11 November, 2020
Drought Angels founder named Queensland Local Hero
Natasha Johnston, the founder and director of Drought Angels which supports drought-stricken farming families, was named as the Queensland Local Hero.
NATASHA Johnston, the founder and director of Drought Angels, which supports drought-stricken farming families, was named as the Queensland Local Hero at the annual Queensland Australian of the Year awards at a ceremony in Brisbane last night.
Queensland Premier Annastacia Palaszczuk said the awards acknowledge their outstanding commitment to making a positive difference to their communities, the state, the nation and the world.

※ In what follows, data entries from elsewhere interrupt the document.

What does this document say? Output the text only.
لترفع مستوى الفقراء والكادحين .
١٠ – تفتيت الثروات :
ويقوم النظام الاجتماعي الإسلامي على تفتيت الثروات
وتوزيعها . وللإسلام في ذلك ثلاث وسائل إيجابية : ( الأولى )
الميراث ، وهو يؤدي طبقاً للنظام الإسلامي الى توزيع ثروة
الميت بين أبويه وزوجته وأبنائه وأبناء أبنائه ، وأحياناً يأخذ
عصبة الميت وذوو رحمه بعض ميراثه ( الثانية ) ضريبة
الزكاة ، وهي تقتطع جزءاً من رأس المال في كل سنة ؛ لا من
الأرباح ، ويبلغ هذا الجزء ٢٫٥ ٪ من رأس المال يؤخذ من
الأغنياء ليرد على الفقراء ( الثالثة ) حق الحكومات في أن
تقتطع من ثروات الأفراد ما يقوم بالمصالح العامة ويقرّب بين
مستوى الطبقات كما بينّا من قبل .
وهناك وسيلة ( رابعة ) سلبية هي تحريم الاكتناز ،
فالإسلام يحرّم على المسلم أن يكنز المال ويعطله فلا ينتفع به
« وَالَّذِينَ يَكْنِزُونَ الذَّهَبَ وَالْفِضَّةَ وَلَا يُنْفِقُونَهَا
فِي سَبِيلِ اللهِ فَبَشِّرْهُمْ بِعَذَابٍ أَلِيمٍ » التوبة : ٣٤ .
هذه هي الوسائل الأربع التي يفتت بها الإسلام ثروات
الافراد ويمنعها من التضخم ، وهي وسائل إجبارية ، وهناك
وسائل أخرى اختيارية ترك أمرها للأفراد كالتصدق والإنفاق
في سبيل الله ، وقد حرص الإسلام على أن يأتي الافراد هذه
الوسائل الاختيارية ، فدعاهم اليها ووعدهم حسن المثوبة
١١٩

“This recognition also encourages us after a challenging year that a brighter future is always achievable with hard work, devotion and compassion,” she said.
“There were four nominees in each of the four categories, and they all deserve our gratitude and admiration.”
Drought Angels is a service that delivers care packages and financial assistance to thousands of drought-stricken farming families across Queensland and New South Wales.
Natasha and her friend Nicki Blackwell were inspired to help after hearing stories of farmers struggling to put food on the table.
After loading a ute with supplies to take to one family in 2014, they soon started responding to calls for assistance from other families in urgent need.
Drought Angels is a unique service that provides a listening ear in addition to financial assistance and food hampers.
This personalised support is a lifeline for farmers who often don’t reach out for help.
Natasha’s work plays a vital role in reducing rates of depression and suicide, as well as helping to keep farmers on their land.
“Queensland’s Local Hero award for Natasha Johnston reflects her hard work and dedication with Drought Angels, delivering care packages and financial support to thousands of farming families across Queensland and New South Wales,” the Premier said.
“This is a lifeline for farmers enduring drought conditions.
“Natasha’s work is helping to keep them on their land and is also helping to address the rate of suicide and depression.”
The Queensland Australian of the Year recipients will now represent the state at the national awards.